ADIB received regulatory assent ten days ago and the process of migrating Barclays' 110,000 customers in the country to the Abu Dhabi lender would begin on Sept. 1, Tirad Mahmoud told reporters.
"We are highly confident that a super-majority of customers will migrate from Barclays to ADIB," he said when asked if people would remain with the lender post-acquisition.
"We are optimistic because we have 80 branches, lots of services and we have overseas offices," Mahmoud added. ADIB has a branch in Knightsbridge in London, as well as offices in Egypt, Qatar and Iraq.
UAE banks have been expanding at a time of intense competition in the Gulf Arab country, with some focusing on domestic opportunities and others going abroad.
Last week, Dubai Islamic Bank (DIB), ADIB's main rival in sharia-compliant lending in the UAE, said it had agreed to buy 25 percent of Indonesian Islamic lender Bank Panin Syariah for an undisclosed amount.
ADIB was studying the possibility of making acquisitions in South East Asia but no decisions had been taken, Mahmoud said, declining to elaborate.

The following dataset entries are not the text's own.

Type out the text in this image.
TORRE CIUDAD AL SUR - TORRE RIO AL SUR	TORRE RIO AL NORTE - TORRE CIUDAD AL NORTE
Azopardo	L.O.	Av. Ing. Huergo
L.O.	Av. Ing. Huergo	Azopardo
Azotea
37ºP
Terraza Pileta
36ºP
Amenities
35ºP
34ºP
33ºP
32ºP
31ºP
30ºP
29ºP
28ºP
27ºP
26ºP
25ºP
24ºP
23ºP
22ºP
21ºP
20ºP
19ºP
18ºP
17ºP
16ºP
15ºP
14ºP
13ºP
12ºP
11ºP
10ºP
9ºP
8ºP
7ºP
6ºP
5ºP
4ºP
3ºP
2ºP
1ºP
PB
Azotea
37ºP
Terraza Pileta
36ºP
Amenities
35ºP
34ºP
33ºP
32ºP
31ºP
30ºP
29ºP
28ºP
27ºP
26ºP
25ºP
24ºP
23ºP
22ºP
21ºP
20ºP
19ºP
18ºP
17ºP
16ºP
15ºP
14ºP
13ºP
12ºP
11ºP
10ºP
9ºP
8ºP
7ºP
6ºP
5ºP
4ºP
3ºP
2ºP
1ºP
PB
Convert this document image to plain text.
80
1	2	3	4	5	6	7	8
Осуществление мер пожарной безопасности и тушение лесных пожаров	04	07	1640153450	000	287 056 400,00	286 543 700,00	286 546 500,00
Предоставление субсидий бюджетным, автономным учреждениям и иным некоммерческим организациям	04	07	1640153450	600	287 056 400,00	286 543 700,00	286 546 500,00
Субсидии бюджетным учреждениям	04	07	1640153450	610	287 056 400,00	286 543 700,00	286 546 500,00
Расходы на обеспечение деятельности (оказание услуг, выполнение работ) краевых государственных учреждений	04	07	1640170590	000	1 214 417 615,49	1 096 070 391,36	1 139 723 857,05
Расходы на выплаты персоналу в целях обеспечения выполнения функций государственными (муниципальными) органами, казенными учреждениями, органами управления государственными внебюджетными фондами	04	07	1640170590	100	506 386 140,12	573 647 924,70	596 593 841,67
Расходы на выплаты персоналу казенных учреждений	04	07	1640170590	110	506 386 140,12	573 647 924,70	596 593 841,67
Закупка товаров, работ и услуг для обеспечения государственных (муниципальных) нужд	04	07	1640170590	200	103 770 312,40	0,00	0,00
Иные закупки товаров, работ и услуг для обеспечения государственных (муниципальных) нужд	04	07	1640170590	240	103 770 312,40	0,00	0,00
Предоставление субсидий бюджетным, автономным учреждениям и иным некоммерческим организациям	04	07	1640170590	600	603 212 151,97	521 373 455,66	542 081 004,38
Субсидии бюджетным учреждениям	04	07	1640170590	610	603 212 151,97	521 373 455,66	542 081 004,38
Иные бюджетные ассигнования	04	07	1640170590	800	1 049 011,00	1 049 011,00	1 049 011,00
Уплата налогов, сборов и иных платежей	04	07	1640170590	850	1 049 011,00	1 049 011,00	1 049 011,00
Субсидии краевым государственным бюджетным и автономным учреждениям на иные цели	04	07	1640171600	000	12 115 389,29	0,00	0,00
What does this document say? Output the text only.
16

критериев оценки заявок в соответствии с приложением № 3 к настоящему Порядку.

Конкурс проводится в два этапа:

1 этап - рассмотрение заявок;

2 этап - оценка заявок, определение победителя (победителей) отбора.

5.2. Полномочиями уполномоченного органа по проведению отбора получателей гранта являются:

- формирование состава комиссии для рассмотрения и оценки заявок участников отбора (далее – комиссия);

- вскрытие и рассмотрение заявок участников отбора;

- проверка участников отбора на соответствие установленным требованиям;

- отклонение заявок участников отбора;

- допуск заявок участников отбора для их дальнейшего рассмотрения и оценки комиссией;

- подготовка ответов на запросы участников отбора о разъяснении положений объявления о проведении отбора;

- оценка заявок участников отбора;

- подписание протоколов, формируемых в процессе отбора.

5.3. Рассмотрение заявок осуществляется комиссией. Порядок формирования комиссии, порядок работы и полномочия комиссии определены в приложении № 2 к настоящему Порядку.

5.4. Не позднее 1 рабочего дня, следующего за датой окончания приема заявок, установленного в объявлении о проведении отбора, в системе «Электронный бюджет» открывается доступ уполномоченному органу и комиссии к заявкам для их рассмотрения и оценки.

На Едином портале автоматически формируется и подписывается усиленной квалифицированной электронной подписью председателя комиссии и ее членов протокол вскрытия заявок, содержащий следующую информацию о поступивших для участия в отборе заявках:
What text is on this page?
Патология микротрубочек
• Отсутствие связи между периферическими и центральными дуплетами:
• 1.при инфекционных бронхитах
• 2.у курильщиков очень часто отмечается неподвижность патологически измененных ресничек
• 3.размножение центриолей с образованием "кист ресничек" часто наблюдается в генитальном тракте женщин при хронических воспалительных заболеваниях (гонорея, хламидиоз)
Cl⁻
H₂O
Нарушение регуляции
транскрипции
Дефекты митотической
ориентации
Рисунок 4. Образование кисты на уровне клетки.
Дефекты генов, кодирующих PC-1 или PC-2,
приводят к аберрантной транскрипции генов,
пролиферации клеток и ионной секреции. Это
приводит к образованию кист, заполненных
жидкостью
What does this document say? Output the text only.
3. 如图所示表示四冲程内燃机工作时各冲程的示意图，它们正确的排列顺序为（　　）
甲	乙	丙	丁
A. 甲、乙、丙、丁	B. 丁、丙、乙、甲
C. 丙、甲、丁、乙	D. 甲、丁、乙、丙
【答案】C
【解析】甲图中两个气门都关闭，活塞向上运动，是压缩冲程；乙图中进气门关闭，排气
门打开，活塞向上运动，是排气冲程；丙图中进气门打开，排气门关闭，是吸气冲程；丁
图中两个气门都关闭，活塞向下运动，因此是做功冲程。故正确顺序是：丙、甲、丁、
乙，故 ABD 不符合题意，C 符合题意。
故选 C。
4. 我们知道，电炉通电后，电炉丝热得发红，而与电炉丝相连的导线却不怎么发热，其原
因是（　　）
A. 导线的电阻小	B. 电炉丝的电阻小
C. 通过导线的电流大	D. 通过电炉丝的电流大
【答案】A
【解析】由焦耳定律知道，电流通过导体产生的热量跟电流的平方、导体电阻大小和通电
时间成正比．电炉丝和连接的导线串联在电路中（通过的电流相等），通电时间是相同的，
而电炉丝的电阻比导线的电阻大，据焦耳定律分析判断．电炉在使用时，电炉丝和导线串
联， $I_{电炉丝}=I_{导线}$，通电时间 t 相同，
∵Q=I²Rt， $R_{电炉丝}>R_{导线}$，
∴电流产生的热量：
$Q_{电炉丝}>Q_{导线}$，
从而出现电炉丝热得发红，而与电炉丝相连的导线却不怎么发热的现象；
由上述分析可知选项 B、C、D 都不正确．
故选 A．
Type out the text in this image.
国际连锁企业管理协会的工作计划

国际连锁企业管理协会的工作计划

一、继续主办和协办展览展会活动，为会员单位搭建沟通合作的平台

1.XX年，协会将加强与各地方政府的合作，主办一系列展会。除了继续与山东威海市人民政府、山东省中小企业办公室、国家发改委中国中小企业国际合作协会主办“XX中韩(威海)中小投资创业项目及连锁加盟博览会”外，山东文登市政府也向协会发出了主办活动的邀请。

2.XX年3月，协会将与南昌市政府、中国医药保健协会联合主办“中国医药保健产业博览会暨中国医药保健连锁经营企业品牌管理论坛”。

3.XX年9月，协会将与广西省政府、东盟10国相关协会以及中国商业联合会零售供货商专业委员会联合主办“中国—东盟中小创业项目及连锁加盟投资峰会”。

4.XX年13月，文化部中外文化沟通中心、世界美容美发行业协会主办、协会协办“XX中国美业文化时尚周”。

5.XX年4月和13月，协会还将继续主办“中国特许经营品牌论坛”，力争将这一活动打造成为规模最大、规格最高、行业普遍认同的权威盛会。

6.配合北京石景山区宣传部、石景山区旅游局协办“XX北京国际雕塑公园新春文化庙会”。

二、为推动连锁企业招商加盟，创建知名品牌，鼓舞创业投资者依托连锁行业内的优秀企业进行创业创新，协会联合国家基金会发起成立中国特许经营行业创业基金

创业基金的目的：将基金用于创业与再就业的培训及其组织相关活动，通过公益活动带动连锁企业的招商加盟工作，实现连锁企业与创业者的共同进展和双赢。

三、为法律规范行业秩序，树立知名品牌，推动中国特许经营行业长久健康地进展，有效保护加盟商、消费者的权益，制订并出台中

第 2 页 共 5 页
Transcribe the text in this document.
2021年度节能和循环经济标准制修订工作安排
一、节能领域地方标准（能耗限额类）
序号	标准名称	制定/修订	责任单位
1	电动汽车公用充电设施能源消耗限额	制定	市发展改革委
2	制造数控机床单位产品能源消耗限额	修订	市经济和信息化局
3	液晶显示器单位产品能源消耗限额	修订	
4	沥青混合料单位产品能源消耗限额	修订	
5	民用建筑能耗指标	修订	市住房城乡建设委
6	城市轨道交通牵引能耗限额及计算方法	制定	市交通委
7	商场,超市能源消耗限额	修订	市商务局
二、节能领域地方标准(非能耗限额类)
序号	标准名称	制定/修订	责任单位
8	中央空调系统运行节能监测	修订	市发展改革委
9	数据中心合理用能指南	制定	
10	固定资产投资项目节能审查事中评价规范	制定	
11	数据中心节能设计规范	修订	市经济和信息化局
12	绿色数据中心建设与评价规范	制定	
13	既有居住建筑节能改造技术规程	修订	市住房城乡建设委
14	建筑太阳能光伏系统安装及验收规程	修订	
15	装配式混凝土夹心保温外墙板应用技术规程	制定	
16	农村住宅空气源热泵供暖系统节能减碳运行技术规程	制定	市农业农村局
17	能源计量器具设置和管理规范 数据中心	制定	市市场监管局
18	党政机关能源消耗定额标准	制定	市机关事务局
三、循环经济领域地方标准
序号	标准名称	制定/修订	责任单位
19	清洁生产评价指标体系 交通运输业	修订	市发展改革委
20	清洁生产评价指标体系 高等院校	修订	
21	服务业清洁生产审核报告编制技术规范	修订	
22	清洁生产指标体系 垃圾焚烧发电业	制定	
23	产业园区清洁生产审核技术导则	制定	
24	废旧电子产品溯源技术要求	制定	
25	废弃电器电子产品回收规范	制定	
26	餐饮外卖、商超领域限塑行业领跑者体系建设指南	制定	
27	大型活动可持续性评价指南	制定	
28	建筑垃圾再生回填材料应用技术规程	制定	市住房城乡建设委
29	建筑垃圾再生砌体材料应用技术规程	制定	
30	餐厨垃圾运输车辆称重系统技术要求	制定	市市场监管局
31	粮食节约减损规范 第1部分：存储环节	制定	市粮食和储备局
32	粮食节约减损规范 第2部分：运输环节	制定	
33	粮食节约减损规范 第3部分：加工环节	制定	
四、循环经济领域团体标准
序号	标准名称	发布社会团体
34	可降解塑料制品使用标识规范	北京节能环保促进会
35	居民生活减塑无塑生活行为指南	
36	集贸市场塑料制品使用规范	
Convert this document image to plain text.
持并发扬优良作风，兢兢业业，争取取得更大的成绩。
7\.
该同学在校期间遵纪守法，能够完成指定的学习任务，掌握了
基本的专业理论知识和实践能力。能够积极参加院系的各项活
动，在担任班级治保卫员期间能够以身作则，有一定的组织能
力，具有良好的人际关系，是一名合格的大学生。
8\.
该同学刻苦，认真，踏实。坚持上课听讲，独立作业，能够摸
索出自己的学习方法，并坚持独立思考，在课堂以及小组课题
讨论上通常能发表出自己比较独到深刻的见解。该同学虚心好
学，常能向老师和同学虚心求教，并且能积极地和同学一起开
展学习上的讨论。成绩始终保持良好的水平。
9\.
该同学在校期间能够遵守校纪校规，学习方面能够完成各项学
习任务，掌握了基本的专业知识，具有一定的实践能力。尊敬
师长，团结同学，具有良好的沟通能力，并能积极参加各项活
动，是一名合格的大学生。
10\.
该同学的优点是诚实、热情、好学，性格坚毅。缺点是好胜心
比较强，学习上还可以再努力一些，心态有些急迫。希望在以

Southeast Asia is attractive for Gulf-based Islamic banks, given the significant Muslim populations in centres such as Malaysia and Indonesia but the relatively-underdeveloped Islamic finance industry in the region.
Mahmoud also said ADIB had reached a "tentative agreement" with a creditor committee set up to help negotiate a debt restructuring of Dubai-based Amlak Finance.
Amlak has been in talks with a creditor committee which includes two government entities - the Dubai Financial Support Fund and National Bonds - as well as commercial banks including ADIB for the restructuring of 7 billion dirhams of debt.
Mahmoud said on Tuesday the agreement would see repayment of the mortgage lender's debts postponed for a period of time, although he declined to provide specifics.
It was hoped the extension of principal repayments would help the firm regain solvency and allow for a recovery in its fortunes which would prevent the need for creditors to take haircuts on the debt, he added.
A spokesperson for Amlak could not be reached for comment.